Wednesday, December 12, 2012

Assad's War on the Red Crescent - By David Kenner

On Nov. 8, Mohamed Raed al-Tawil was toiling away at the Damascus headquarters of the Syrian Arab Red Crescent (SARC). He had been doing volunteer work for 18 years -- at 36 years old, half his life. Around noon, a man walked into the office and told him that he had left his car lights on; Tawil followed him outside to check. It was the last time his friends or family saw or heard from him.

Tawil was eventually located in Damascus's notorious al-Khatib prison where, according to inmates who were incarcerated with him, he was tortured. The Syrian government has not formally charged Tawil, but current and former Red Crescent volunteers believe that his only crime was doing his job -- providing aid to the victims of Syria's 21-month civil war without regard to their political views.

"Raed and other volunteers provided services to the opposition areas," said an activist based in Syria who has been involved in efforts to secure his release. "This angered the authorities. They were collecting info and [decided] now was the time for them to have open war on the organization," the activist said, referring to the SARC.

Others agree that the regime targeted Tawil, who ascended the aid agency's ranks to become an elected board member, specifically to hobble the SARC. "He's one of the people the regime will affect the entire organization by arresting," says Laila Alodaat, a former volunteer in the SARC's international humanitarian law department.

Tawil's plight reflects a stark new reality in Syria: Even purely humanitarian groups are being pressured to take sides. Aid has become one more weapon in the country's destructive civil war -- a disastrous development for Syrians in need. The SARC estimated that 2.5 million Syrians have been internally displaced by the conflict, and war-stricken cities like Aleppo and Homs have suffered from bread shortages.

The real obstacle to providing assistance inside Syria isn't a lack of resources -- it's politics. "Logistical and security-related problems -- this is the real bottleneck of our operation," said Robert Mardini, the head of Middle East operations for the International Committee of the Red Cross (ICRC). The ICRC has no direct authority over the SARC, but works with its Syrian national affiliate to deliver aid across the country.
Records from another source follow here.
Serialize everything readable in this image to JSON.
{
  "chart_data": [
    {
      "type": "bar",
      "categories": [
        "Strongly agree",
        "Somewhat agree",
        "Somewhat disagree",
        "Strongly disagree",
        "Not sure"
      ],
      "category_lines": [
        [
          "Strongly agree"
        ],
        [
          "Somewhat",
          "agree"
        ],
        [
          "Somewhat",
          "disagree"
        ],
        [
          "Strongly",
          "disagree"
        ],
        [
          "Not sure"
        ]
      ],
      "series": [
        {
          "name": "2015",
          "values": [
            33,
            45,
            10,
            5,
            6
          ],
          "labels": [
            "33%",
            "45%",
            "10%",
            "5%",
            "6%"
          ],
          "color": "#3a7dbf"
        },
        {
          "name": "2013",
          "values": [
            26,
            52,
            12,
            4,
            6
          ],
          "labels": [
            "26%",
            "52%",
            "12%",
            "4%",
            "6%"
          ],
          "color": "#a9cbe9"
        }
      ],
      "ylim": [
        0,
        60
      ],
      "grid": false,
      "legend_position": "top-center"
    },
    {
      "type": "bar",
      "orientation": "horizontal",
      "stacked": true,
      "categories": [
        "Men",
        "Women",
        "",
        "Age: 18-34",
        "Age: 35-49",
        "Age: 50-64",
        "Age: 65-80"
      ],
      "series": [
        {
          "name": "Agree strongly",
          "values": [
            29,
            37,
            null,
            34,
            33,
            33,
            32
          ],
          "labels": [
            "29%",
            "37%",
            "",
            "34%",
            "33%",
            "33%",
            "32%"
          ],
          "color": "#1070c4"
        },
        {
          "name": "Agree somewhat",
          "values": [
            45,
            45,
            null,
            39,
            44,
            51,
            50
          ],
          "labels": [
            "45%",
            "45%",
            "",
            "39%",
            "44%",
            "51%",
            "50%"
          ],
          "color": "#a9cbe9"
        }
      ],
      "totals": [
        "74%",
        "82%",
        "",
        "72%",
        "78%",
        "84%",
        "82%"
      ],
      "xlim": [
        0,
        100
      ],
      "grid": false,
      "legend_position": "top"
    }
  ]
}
Red Cross officials undertake endless negotiations with the Assad regime and local rebel groups in an effort to provide assistance to stricken areas. Mardini says it took "weeks and weeks" of discussions to organize a one-time aid delivery to the war-wracked neighborhoods of Khaldiyeh and Hamidieh in the city of Homs in early November. At that time, the city had been besieged by government forces for nine months.

It often falls to the ICRC to assuage suspicions that its national affiliate favors one side over the other. "Even SARC volunteers are aware of the misperception, and they are asking us to be present with them in certain locations," says Mardini. "Khaldiyeh and Hamidieh were a typical place that the SARC volunteers were very happy that the ICRC delegates were also present."

It's when communication between aid agencies and the regime breaks down that Syrian aid workers get harassed, arrested, or worse. According to figures provided by Syrian activists, 12 SARC volunteers have been killed since the conflict began and another seven are currently being held by the Syrian government. A slew of Facebook pages have emerged to mourn the dead, and express solidarity with those imprisoned. "Before they would detain volunteers in an ambulance for a few hours, but now we are facing systematic, targeted abuse," says Alodaat.